2. Periodically, meet with key customers as a group. Pick their brains about what they want and what they will want. Bounce ideas off of them.

These meetings strengthen customer relationships and let you develop your next-move strategy.

Plan your agenda. It's about input; it's not a commercial.

To encourage an open forum, avoid inviting direct competitors. Ask the group what you can do to improve your product and service delivery. Don't be defensive if you hear some negative comments.

"No Man's Land - What to Do When Your Company is TOO BIG to Be Small but TOO SMALL to Be Big" by Doug Tatum, Portfolio, $24.95.

No Man's Land (NML) is occupied by firms in the 20-100 employee range. The NML Challenge: How you handle growth dictates whether you go back, go under or go on.

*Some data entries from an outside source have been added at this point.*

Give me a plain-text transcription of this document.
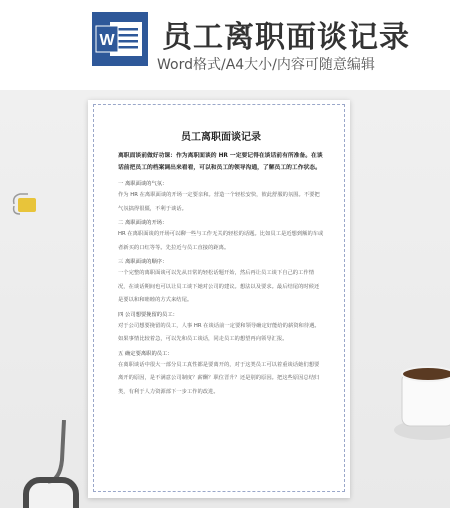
W 员工离职面谈记录
Word格式/A4大小/内容可随意编辑
员工离职面谈记录
离职面谈前做好功课：作为离职面谈的 HR 一定要记得在谈话前有所准备。在谈话前把员工的档案调出来看看，可以和员工的领导沟通，了解员工的工作状态。
一 离职面谈的气氛：
作为 HR 在离职面谈的开场一定要亲和。营造一个轻松安快，彼此舒服的氛围。不要把气氛搞得很僵，不利于谈话。
二 离职面谈的开场：
HR 在离职面谈的开场可以聊一些与工作无关的轻松的话题。比如员工是近想到额的车或者新买的口红等等。先拉近与员工直接的距离。
三 离职面谈的顺序：
一个完整的离职面谈可以先从日常的轻松话题开始，然后再让员工谈下自己的工作情况，在谈话期间也可以让员工谈下她对公司的建议。想法以及要求。最后结尾的时候还是要以和和睦睦的方式来结尾。
四 公司想要挽留的员工：
对于公司想要挽留的员工，人事 HR 在谈话前一定要和领导确定好能给的薪资和待遇。如果事情比较着急，可以先和员工谈话，同走员工的想望再向领导汇报。
五 确定要离职的员工：
在离职谈话中很大一部分员工真性都是要离开的，对于这类员工可以着重谈话她们想要离开的原因，是不满意公司制度？薪酬？职位晋升？还是别的原因。把这些原因总结归类，有利于人力资源部下一步工作的改进。
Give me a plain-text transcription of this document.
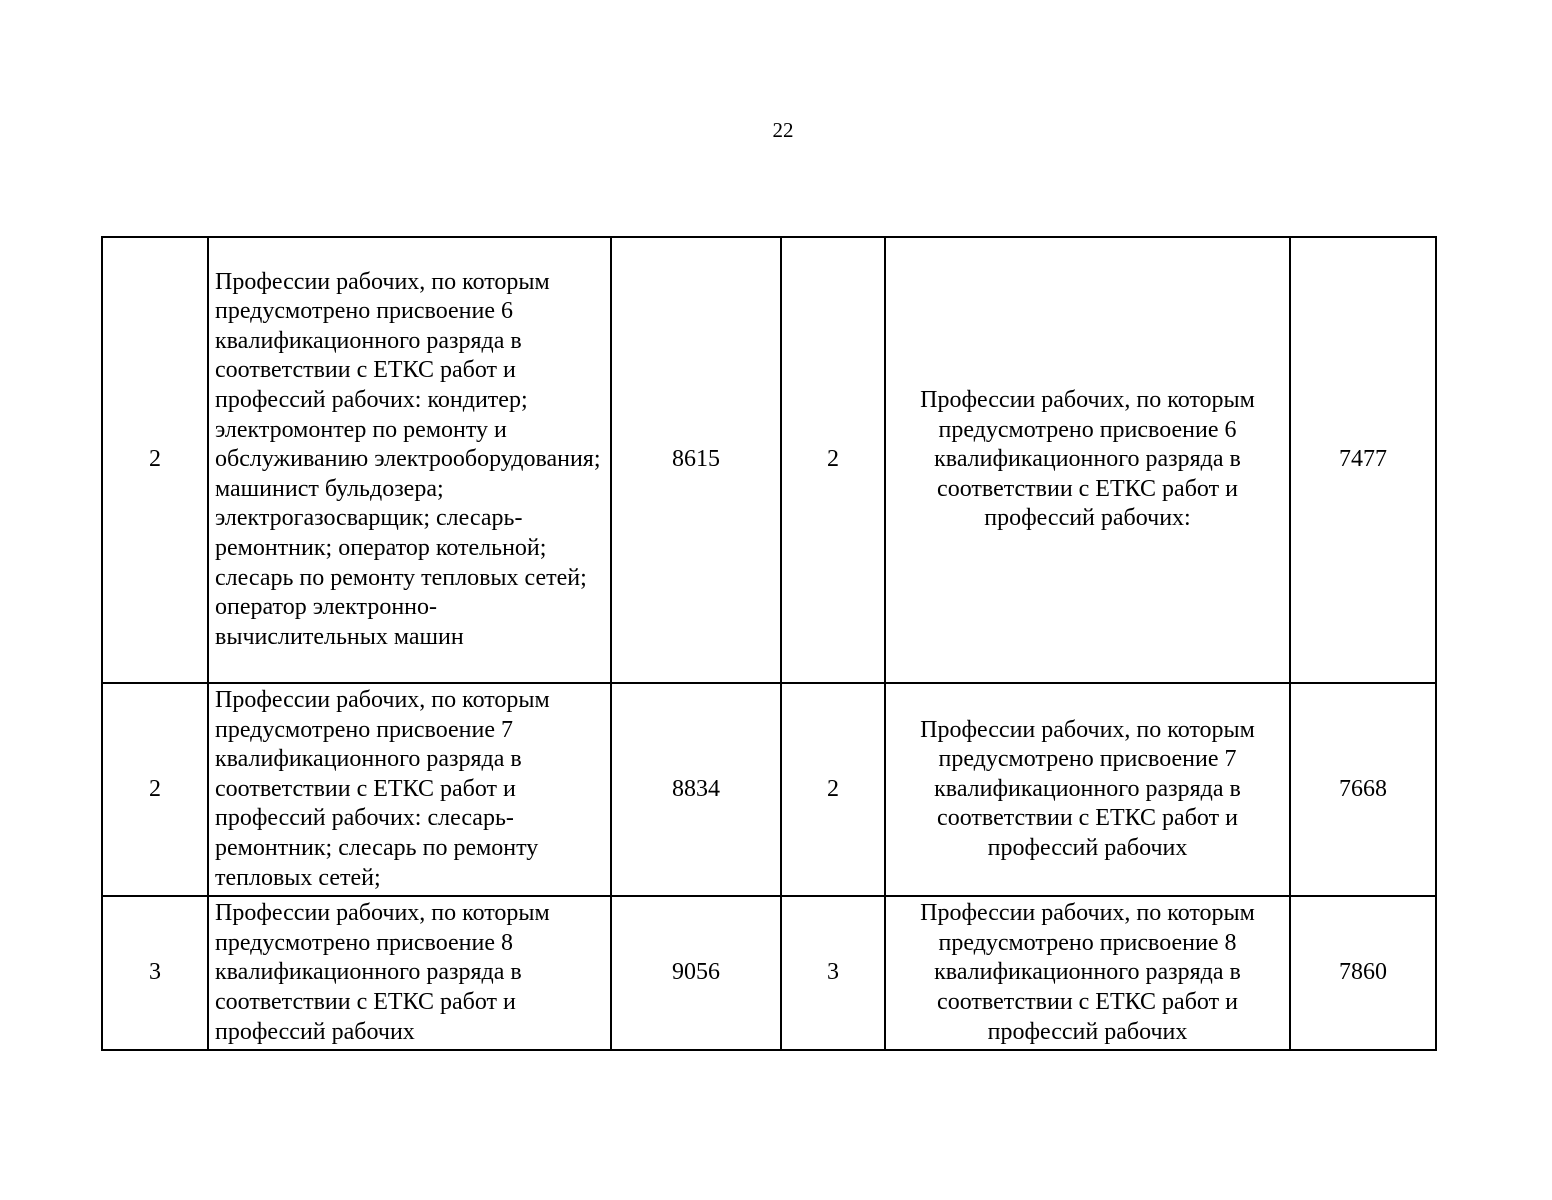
22
2	Профессии рабочих, по которым предусмотрено присвоение 6 квалификационного разряда в соответствии с ЕТКС работ и профессий рабочих: кондитер; электромонтер по ремонту и обслуживанию электрооборудования; машинист бульдозера; электрогазосварщик; слесарь-ремонтник; оператор котельной; слесарь по ремонту тепловых сетей; оператор электронно-вычислительных машин	8615	2	Профессии рабочих, по которым предусмотрено присвоение 6 квалификационного разряда в соответствии с ЕТКС работ и профессий рабочих:	7477
2	Профессии рабочих, по которым предусмотрено присвоение 7 квалификационного разряда в соответствии с ЕТКС работ и профессий рабочих: слесарь-ремонтник; слесарь по ремонту тепловых сетей;	8834	2	Профессии рабочих, по которым предусмотрено присвоение 7 квалификационного разряда в соответствии с ЕТКС работ и профессий рабочих	7668
3	Профессии рабочих, по которым предусмотрено присвоение 8 квалификационного разряда в соответствии с ЕТКС работ и профессий рабочих	9056	3	Профессии рабочих, по которым предусмотрено присвоение 8 квалификационного разряда в соответствии с ЕТКС работ и профессий рабочих	7860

NML's foreign landscape comes with four, interrelated decision signposts: Market, Management, Model and Money. They seem familiar because every small business start-up plan covers them - but they take on an entirely new perspective in NML.

Market -The business suffers from identity crisis as the promise-deliver decisions multiply. Operations must keep pace with sales. Quality and on-time delivery must be maintained. That requires backroom investment. The development of real systems for accounting, customer service, HR, production/service delivery and product development takes time - and it won't be cheap.

At some point, you must deal with customer profiles. Decide which customers offer growth and profit potential versus those that have maxed out. Those that grew you into NML may not be able to grow you out. Look at sales prospecting, too. What customers are you targeting? Why? Can your existing sales force deal with these prospects?

Management - Focus on the "Man" in No Man's Land. NML is the place to leave the entrepreneurial ego. It's tough for entrepreneurs to let go, but it takes a team to grow the business. Decisions have to be made quickly; staff and customers can't wait until the owner has time. Employees must share responsibility and accountability. Can your existing workforce take the business where it needs to grow?

Having a team in place makes it easier to procure funds, too. Lenders see more value in a total organization.

Model - Businesses entering NML are built without much infrastructure. Costs are minimized (particularly labor, because the entrepreneur wears so many hats). The dynamics of Market and Management in NML create infrastructure and accompanying increases in overhead. The business model must adapt or profitability will tumble.

Money - Growing businesses usually underestimate the amount of funds required to sustain growth. Why? The owners don't really understand cash flow. It's a timing thing - the balancing act between cash receipts and cash outlays. While borrowing may be helpful, often essential, a firm can't borrow its way to growth without positive cash flow.

"Responsibility at Work - How Leading Professionals Act (or Don't Act) Responsibly" edited by Howard Gardner, Jossey-Bass, $27.95.

"It's not my problem." We've heard or said those words at various times when dealing with workplace situations. Based upon over 1,200 interviews, those laissez-faire words generate many of the real problems of organizations. Instead of stepping up, people step back. Problems are problems. Buck passing allows the problem to get one-day, one-week, one-month bigger and much harder to solve.

My favorite chapter is "Creativity and Responsibility". Mr. Gardner and others chide creative people who think that creativity gives them a free pass when it comes to responsibility. The end never justifies the means. They also praise creative people who look at creativity as the opportunity to produce their best work and help others produce the same.

Being creative isn't a trait. It is a calling. It thrives on a passion for excellence. Creativity requires an appreciation of the past - standing on the shoulders of giants - and the present. It respects the work of others.

Creativity and responsibility are bound by lack of self-interest. Caring about the present and the future of the organization and the impact on coworkers makes creativity responsible.

The book is an exercise in self-examination.